We soon found ourselves involved in the life of the congregation – teaching Sunday school, helping with Vacation Bible School and holiday programs, and cleaning the church. Several other couples our age attended, and it wasn’t long before we met in our homes for Bible study, food, fellowship and just plain fun. We raised our children together, shared our hopes and fears, joys and sorrows, dreams and disappointments.
A music lover, I volunteered to direct a choir. We sang once a month and practiced after church on Sundays, since we were all there anyway. This was a much better fit for me than supervising the nursery, where I cuddled one child in my lap while two more played kangaroo in the toy box.
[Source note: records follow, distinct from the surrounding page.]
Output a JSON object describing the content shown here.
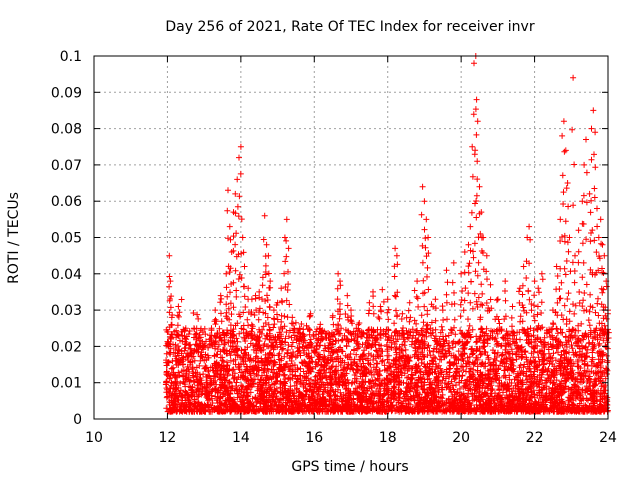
{
  "chart_data": {
    "type": "scatter",
    "title": "Day 256 of 2021, Rate Of TEC Index for receiver invr",
    "xlabel": "GPS time / hours",
    "ylabel": "ROTI / TECUs",
    "xlim": [
      10,
      24
    ],
    "ylim": [
      0,
      0.1
    ],
    "xticks": [
      10,
      12,
      14,
      16,
      18,
      20,
      22,
      24
    ],
    "xtick_labels": [
      "10",
      "12",
      "14",
      "16",
      "18",
      "20",
      "22",
      "24"
    ],
    "yticks": [
      0,
      0.01,
      0.02,
      0.03,
      0.04,
      0.05,
      0.06,
      0.07,
      0.08,
      0.09,
      0.1
    ],
    "ytick_labels": [
      "0",
      "0.01",
      "0.02",
      "0.03",
      "0.04",
      "0.05",
      "0.06",
      "0.07",
      "0.08",
      "0.09",
      "0.1"
    ],
    "grid": true,
    "marker": "+",
    "color": "#ff0000",
    "series": [
      {
        "name": "ROTI",
        "x_range": [
          11.95,
          24.0
        ],
        "dense_band": [
          0.002,
          0.025
        ],
        "points": [
          [
            12.05,
            0.045
          ],
          [
            12.08,
            0.038
          ],
          [
            12.12,
            0.028
          ],
          [
            12.3,
            0.031
          ],
          [
            12.5,
            0.025
          ],
          [
            12.8,
            0.022
          ],
          [
            13.2,
            0.025
          ],
          [
            13.3,
            0.03
          ],
          [
            13.45,
            0.034
          ],
          [
            13.6,
            0.04
          ],
          [
            13.65,
            0.063
          ],
          [
            13.7,
            0.053
          ],
          [
            13.75,
            0.046
          ],
          [
            13.8,
            0.057
          ],
          [
            13.85,
            0.062
          ],
          [
            13.9,
            0.066
          ],
          [
            13.95,
            0.072
          ],
          [
            14.0,
            0.075
          ],
          [
            14.05,
            0.05
          ],
          [
            14.1,
            0.042
          ],
          [
            14.2,
            0.036
          ],
          [
            14.3,
            0.033
          ],
          [
            14.4,
            0.034
          ],
          [
            14.5,
            0.035
          ],
          [
            14.6,
            0.039
          ],
          [
            14.65,
            0.056
          ],
          [
            14.7,
            0.048
          ],
          [
            14.75,
            0.045
          ],
          [
            14.8,
            0.038
          ],
          [
            14.9,
            0.03
          ],
          [
            15.0,
            0.032
          ],
          [
            15.1,
            0.036
          ],
          [
            15.2,
            0.05
          ],
          [
            15.25,
            0.055
          ],
          [
            15.3,
            0.047
          ],
          [
            15.4,
            0.028
          ],
          [
            15.6,
            0.025
          ],
          [
            15.7,
            0.022
          ],
          [
            15.9,
            0.029
          ],
          [
            16.2,
            0.024
          ],
          [
            16.5,
            0.028
          ],
          [
            16.65,
            0.04
          ],
          [
            16.7,
            0.038
          ],
          [
            16.9,
            0.034
          ],
          [
            17.0,
            0.03
          ],
          [
            17.2,
            0.026
          ],
          [
            17.5,
            0.032
          ],
          [
            17.6,
            0.035
          ],
          [
            17.8,
            0.031
          ],
          [
            18.0,
            0.033
          ],
          [
            18.2,
            0.047
          ],
          [
            18.25,
            0.045
          ],
          [
            18.4,
            0.029
          ],
          [
            18.6,
            0.032
          ],
          [
            18.8,
            0.038
          ],
          [
            18.95,
            0.064
          ],
          [
            19.0,
            0.06
          ],
          [
            19.05,
            0.055
          ],
          [
            19.1,
            0.05
          ],
          [
            19.3,
            0.033
          ],
          [
            19.5,
            0.03
          ],
          [
            19.6,
            0.041
          ],
          [
            19.8,
            0.043
          ],
          [
            20.0,
            0.04
          ],
          [
            20.1,
            0.046
          ],
          [
            20.2,
            0.048
          ],
          [
            20.25,
            0.053
          ],
          [
            20.3,
            0.075
          ],
          [
            20.35,
            0.098
          ],
          [
            20.4,
            0.1
          ],
          [
            20.42,
            0.088
          ],
          [
            20.45,
            0.082
          ],
          [
            20.5,
            0.064
          ],
          [
            20.55,
            0.057
          ],
          [
            20.6,
            0.05
          ],
          [
            20.7,
            0.045
          ],
          [
            20.8,
            0.037
          ],
          [
            21.0,
            0.033
          ],
          [
            21.2,
            0.038
          ],
          [
            21.4,
            0.031
          ],
          [
            21.6,
            0.036
          ],
          [
            21.7,
            0.042
          ],
          [
            21.8,
            0.05
          ],
          [
            21.85,
            0.053
          ],
          [
            22.0,
            0.038
          ],
          [
            22.1,
            0.036
          ],
          [
            22.2,
            0.04
          ],
          [
            22.5,
            0.03
          ],
          [
            22.6,
            0.042
          ],
          [
            22.7,
            0.055
          ],
          [
            22.75,
            0.078
          ],
          [
            22.8,
            0.082
          ],
          [
            22.85,
            0.074
          ],
          [
            22.9,
            0.065
          ],
          [
            22.95,
            0.05
          ],
          [
            23.05,
            0.094
          ],
          [
            23.1,
            0.045
          ],
          [
            23.2,
            0.052
          ],
          [
            23.3,
            0.06
          ],
          [
            23.35,
            0.07
          ],
          [
            23.4,
            0.077
          ],
          [
            23.5,
            0.062
          ],
          [
            23.55,
            0.08
          ],
          [
            23.6,
            0.085
          ],
          [
            23.65,
            0.079
          ],
          [
            23.7,
            0.058
          ],
          [
            23.75,
            0.05
          ],
          [
            23.8,
            0.055
          ],
          [
            23.85,
            0.048
          ],
          [
            23.9,
            0.045
          ],
          [
            23.95,
            0.038
          ],
          [
            24.0,
            0.03
          ]
        ]
      }
    ]
  }
}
The Christmas Eve candlelight service, which we instituted, became the highlight of the year for me.
We enjoyed carry-in suppers every holiday, with the men serving the women for Mother’s Day. When we first started attending, the dinners were held at a building in Rochester Mills, a few miles from “The Ridge,” as we often called the church. Over time, we dug out a section for a basement kitchen, fellowship room, and food pantry.
Every summer we drove to Cook Forest for a church picnic, and every fall we bundled up for a hot dog roast and hayride at Winebark Lake. We held white elephant sales to raise money. I still remember the retro purse and matching beige patent leather heels that made an appearance every year, disguised, of course. One year the church pianist won the bid, then wore them to church the next day!
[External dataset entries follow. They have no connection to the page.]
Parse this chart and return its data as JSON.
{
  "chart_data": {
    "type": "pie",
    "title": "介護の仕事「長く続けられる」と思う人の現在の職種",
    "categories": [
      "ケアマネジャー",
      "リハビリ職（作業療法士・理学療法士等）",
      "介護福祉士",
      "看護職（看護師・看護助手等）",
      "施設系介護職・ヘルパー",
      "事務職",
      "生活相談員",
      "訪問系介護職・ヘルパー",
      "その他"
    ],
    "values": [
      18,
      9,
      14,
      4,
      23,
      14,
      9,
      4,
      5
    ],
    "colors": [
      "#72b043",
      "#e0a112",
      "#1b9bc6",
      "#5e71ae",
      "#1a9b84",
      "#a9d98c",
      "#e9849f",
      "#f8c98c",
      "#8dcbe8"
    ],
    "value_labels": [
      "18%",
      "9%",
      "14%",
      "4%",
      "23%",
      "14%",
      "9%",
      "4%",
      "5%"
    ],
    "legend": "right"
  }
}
Our pastor was a true man of God. I once told him when I looked at him, I saw Jesus. When my mother died in 1986, he and his wife made the two-hour drive to the funeral home. And this was a man who worked a full-time job and shepherded us “part-time.” He didn’t just preach the Word, he lived it. He set the bar, and we were better, truer, Christians for it.
Many of the folks have since passed on; the kids are all grown up and have families of their own. But the bond we shared remains, for we were, are, and always will be, family.
So when I hear someone say, “I don’t do church,” I think, “You don’t know what you’re missing!”
Thank you, Father, for the love we shared and the friendships we forged at the little church on the hill. Amen.